Experimental Results
RicciBind was evaluated on several benchmarks:

• Cross-Dataset PLA Prediction: On PDBbind v2013, v2016, and v2019 holdout sets, RicciBind achieved state-of-the-art or highly competitive performance, outperforming both structure-free models (e.g., DeepDTA, GraphDTA) and structure-based baselines (e.g., EHIGN, CheapNet). Notably, it achieved a Pearson correlation of 0.872 on the 2013 core set and 0.667 on the challenging 2019 holdout set.
• Generalization to Unseen Targets: In evaluations on the CSAR NRC-HiQ dataset and the Holoprot benchmark (diverse protein targets), RicciBind demonstrated strong generalization, achieving the highest Pearson correlation (0.92) on CSAR and outperforming baselines on unseen proteins.

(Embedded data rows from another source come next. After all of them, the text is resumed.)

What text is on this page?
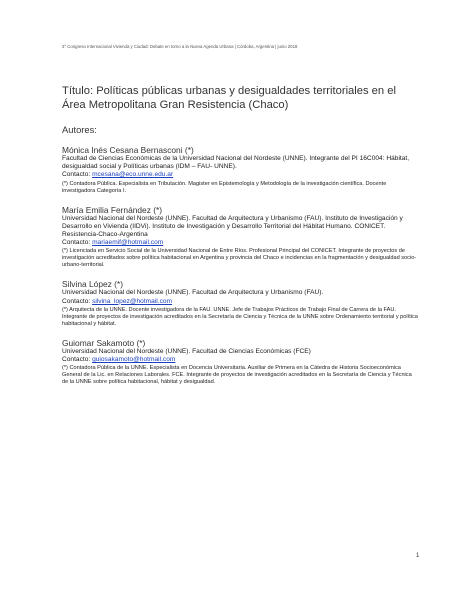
3° Congreso Internacional Vivienda y Ciudad: Debate en torno a la Nueva Agenda Urbana | Córdoba, Argentina | junio 2018
Título: Políticas públicas urbanas y desigualdades territoriales en el Área Metropolitana Gran Resistencia (Chaco)
Autores:
Mónica Inés Cesana Bernasconi (*)
Facultad de Ciencias Económicas de la Universidad Nacional del Nordeste (UNNE). Integrante del PI 16C004: Hábitat, desigualdad social y Políticas urbanas (IDM – FAU- UNNE).
Contacto: mcesana@eco.unne.edu.ar
(*) Contadora Pública. Especialista en Tributación. Magister en Epistemología y Metodología de la investigación científica. Docente investigadora Categoría I.
María Emilia Fernández (*)
Universidad Nacional del Nordeste (UNNE). Facultad de Arquitectura y Urbanismo (FAU). Instituto de Investigación y Desarrollo en Vivienda (IIDVi). Instituto de Investigación y Desarrollo Territorial del Hábitat Humano. CONICET. Resistencia-Chaco-Argentina
Contacto: mariaemif@hotmail.com
(*) Licenciada en Servicio Social de la Universidad Nacional de Entre Ríos. Profesional Principal del CONICET. Integrante de proyectos de investigación acreditados sobre política habitacional en Argentina y provincia del Chaco e incidencias en la fragmentación y desigualdad socio-urbano-territorial.
Silvina López (*)
Universidad Nacional del Nordeste (UNNE). Facultad de Arquitectura y Urbanismo (FAU).
Contacto: silvina_lopez@hotmail.com
(*) Arquitecta de la UNNE. Docente investigadora de la FAU. UNNE. Jefe de Trabajos Prácticos de Trabajo Final de Carrera de la FAU. Integrante de proyectos de investigación acreditados en la Secretaría de Ciencia y Técnica de la UNNE sobre Ordenamiento territorial y política habitacional y hábitat.
Guiomar Sakamoto (*)
Universidad Nacional del Nordeste (UNNE). Facultad de Ciencias Económicas (FCE)
Contacto: guiosakamoto@hotmail.com
(*) Contadora Pública de la UNNE. Especialista en Docencia Universitaria. Auxiliar de Primera en la Cátedra de Historia Socioeconómica General de la Lic. en Relaciones Laborales. FCE. Integrante de proyectos de investigación acreditados en la Secretaría de Ciencia y Técnica de la UNNE sobre política habitacional, hábitat y desigualdad.
1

• Cold Start Scenarios: Under rigorous cold start settings (protein sequence identity <30% and novel ligand scaffolds), RicciBind maintained leading performance, showing robustness to structural variations in both proteins and ligands.
• Virtual Screening: In structure-based virtual screening (SBVS) tasks on DUD-E (cross-family zero-shot) and LIT-PCBA (target-specific), RicciBind demonstrated superior early enrichment capabilities, significantly outperforming docking-based scoring functions and other learning-based methods.
• Ablation Studies: Removing ORC information from either the embedding or clustering modules resulted in performance degradation, confirming the essential role of Ricci curvature in enhancing molecular interaction representations.

Significance and Claims
The paper claims that RicciBind offers a promising new paradigm for structure-based drug discovery by effectively modeling the complex geometric and topological structures underlying molecular interactions. By coupling curvature-guided structure encoding with OT-driven cross-domain alignment, the framework substantially improves both the accuracy and interpretability of binding affinity prediction. The authors assert that their approach provides a principled geometric foundation for capturing higher-order interaction patterns that are often missed by conventional feature aggregation methods. While the current focus is on PLA prediction, the authors note that the underlying modeling paradigm is extensible to broader biomolecular representations and related tasks such as pocket detection and molecular docking.